One of them is the Russian research ship from which 52 passengers were rescued by helicopter this week. The other is the Chinese ship that provided the helicopter.
The Australian Maritime Safety Authority has been coordinating rescue operations since the Akademik Shokalskiy got stuck in ice on Dec. 24. The Polar Star will cut short its planned stop in Sydney to support the AMSA’s request for assistance.
“Our highest priority is safety of life at sea, which is why we are assisting in breaking a navigational path for both of these vessels," said Vice Adm. Paul F. Zukunft, Coast Guard Pacific Area Commander. "We are pleased to learn the passengers of the Akademik Shokalskiy have been transported safely off the vessel. We are always ready and duty bound to render assistance in one of the most remote and harsh environments on the face of the globe.”
The Australian Maritime Safety Authority's Rescue Coordination Centre, which oversaw the rescue, said the Polar Star will leave Sydney on Sunday after taking on supplies. It would take about seven days for the Polar Star to reach Commonwealth Bay, depending on weather, AMSA said in a statement.
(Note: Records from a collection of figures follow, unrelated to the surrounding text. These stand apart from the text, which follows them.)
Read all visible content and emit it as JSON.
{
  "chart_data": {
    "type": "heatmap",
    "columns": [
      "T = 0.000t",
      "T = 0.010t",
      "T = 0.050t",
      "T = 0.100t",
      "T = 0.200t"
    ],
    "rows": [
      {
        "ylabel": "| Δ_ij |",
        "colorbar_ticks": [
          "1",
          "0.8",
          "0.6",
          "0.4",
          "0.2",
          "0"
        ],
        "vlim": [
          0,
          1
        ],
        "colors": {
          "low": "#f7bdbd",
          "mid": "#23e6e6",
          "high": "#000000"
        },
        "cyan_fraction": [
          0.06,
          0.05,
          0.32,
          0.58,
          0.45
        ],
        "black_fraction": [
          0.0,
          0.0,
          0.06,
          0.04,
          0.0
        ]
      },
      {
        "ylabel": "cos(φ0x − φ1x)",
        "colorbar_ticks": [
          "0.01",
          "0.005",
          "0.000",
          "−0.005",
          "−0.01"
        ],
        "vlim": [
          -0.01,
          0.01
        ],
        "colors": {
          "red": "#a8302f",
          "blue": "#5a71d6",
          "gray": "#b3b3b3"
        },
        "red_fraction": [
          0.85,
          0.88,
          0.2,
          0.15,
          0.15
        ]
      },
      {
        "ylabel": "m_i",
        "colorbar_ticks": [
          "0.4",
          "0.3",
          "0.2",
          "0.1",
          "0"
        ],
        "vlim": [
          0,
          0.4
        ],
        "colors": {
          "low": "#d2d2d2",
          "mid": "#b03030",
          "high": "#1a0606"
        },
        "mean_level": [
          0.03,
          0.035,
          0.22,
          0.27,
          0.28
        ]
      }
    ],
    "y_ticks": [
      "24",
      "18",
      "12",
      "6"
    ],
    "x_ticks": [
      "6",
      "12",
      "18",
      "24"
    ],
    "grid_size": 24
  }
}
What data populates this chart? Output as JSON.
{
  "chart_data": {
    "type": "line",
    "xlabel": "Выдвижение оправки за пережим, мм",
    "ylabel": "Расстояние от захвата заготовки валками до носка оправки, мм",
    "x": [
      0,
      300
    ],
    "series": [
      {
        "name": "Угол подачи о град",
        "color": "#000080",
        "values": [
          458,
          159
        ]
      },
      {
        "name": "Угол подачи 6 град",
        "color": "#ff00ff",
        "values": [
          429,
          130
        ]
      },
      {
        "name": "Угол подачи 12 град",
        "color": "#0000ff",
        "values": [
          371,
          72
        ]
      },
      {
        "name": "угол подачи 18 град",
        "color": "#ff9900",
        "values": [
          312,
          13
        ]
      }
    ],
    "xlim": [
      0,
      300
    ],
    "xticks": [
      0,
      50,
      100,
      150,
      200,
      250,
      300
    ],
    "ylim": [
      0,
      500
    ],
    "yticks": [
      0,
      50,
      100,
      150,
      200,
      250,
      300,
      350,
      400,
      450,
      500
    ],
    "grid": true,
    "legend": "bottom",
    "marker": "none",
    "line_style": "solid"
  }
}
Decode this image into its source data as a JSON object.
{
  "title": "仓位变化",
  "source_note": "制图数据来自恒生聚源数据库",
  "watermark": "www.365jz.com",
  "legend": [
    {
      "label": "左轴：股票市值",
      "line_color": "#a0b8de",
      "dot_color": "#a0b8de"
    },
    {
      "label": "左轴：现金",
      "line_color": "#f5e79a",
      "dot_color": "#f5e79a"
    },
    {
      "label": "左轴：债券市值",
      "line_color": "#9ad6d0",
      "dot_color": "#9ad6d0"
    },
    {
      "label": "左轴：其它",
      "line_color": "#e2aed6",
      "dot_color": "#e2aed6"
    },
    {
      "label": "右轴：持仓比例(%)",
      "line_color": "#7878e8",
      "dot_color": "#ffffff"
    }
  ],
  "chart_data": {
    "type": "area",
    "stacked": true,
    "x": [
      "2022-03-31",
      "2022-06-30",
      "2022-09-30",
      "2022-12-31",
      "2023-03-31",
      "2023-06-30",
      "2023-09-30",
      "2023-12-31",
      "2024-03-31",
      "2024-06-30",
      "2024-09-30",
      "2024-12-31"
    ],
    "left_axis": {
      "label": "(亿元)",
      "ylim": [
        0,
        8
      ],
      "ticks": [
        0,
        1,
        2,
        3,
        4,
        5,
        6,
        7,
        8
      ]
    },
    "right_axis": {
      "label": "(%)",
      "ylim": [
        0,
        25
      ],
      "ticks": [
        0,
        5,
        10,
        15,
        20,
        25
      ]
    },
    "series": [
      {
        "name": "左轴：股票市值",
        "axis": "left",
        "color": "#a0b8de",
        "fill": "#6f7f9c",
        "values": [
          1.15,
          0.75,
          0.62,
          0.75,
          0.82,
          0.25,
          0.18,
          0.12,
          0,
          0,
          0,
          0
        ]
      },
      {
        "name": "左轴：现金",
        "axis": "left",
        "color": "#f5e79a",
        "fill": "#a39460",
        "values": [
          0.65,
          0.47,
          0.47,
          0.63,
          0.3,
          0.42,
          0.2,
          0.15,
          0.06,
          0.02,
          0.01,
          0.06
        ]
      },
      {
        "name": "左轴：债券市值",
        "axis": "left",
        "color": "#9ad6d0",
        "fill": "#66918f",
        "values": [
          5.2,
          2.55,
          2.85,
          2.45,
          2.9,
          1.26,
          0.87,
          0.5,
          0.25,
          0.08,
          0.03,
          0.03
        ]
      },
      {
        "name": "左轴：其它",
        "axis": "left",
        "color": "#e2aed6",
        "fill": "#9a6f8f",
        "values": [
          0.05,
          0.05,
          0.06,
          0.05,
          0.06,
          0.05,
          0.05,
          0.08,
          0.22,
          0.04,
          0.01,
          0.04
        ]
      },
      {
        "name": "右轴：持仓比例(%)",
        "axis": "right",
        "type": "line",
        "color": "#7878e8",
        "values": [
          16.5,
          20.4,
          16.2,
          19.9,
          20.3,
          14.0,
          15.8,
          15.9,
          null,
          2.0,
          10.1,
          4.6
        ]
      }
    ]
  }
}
The Polar Star, the U.S. Coast Guard’s only active heavy polar ice breaker, left its homeport in early December on one of its primary missions, Operation Deep Freeze. The ship’s mission is to break a channel through the sea ice of McMurdo Sound to resupply and refuel the U.S. Antarctic Program’s McMurdo Station on Ross Island.
The 399-foot Polar Star is able to continuously break six feet of ice at three knots, and able to break 21 feet of ice backing and ramming.
Rescued passengers continue journey home
The Australian icebreaker carrying 52 passengers who were retrieved from an icebound ship in the Antarctic resumed its journey home after it was halted for a second potential rescue operation.
The icebreaker Aurora Australis had been traveling through pack ice toward open water after a Chinese helicopter on Thursday plucked the passengers from their stranded Russian research ship.
But Australian Maritime Safety Authority told the Aurora on Friday afternoon to stay in the area because the Chinese icebreaker that had provided the helicopter might not be able to get through the ice and may need help.
AMSA said the Aurora had been allowed on Saturday to continue its journey to Australia despite the Chinese ship remaining stuck in ice.